The objective characters of the crime, the choice of the victim, the criminal efficacy, its initiation and execution vary continuously according to the significance of the fundamental position. The criminal drive which he conceives as the basis of paranoia, would simply be an unsatisfactory abstraction if it were not controlled by a series of correlative anomalies of socialized instincts. The murder of the other represents nothing but the attempted murder of ourselves, precisely because the other would represent our own ideal. It will be the analyst's job to find the excluded contents that cause the psychotic delusions that lead to homicide.

Erich fromm

Humanistic psychoanalyst, he proposes that destructiveness differs from sadism in the sense that the former proposes and seeks the elimination of the object, but is similar insofar as it is a consequence of isolation and impotence. In order to Erich fromm, sadistic behaviors are deeply rooted in a fixation on the anal sadistic stage. The analysis carried out by him considers that destructiveness is a consequence of existential anguish.

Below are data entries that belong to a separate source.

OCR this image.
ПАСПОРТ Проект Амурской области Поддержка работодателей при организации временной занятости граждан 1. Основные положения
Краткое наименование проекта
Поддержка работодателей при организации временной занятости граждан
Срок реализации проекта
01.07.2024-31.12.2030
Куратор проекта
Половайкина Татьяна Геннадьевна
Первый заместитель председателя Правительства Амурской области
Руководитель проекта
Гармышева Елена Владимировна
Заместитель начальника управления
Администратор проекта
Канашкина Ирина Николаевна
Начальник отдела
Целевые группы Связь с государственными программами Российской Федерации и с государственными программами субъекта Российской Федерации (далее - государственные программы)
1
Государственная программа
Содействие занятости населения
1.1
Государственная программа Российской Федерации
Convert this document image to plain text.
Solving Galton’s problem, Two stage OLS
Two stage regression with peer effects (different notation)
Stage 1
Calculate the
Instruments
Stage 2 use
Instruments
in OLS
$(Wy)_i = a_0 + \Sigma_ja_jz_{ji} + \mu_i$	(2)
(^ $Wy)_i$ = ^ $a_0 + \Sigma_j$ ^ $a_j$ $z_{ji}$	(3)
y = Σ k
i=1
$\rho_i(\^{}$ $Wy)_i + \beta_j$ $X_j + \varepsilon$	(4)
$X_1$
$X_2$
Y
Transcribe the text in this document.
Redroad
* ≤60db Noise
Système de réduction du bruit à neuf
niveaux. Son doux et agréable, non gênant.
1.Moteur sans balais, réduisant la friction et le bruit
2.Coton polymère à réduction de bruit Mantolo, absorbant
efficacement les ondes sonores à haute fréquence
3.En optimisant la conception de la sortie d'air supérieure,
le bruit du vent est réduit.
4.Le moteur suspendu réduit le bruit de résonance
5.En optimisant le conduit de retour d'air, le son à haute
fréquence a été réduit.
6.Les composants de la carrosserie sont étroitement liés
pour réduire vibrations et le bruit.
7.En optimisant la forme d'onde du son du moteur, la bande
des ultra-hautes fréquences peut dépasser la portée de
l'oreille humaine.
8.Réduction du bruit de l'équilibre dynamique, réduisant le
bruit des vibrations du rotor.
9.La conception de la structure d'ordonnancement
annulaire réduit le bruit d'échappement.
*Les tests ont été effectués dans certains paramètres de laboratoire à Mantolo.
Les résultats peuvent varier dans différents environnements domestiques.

Furthermore, for Fromm, the explanation for destructiveness cannot be found in terms of animal or instinctual inheritance (as proposes, for example Lorenz) but must be understood on the basis of the factors that distinguish man from the rest of the animals.

Bibliographic references:

  • Marchiori, H. (2004).Criminal psychology. 9th edition. Editorial Porrúa.
  • Fromm, E. (1975). Anatomy of human destructiveness. 11th edition. Editorial XXI century.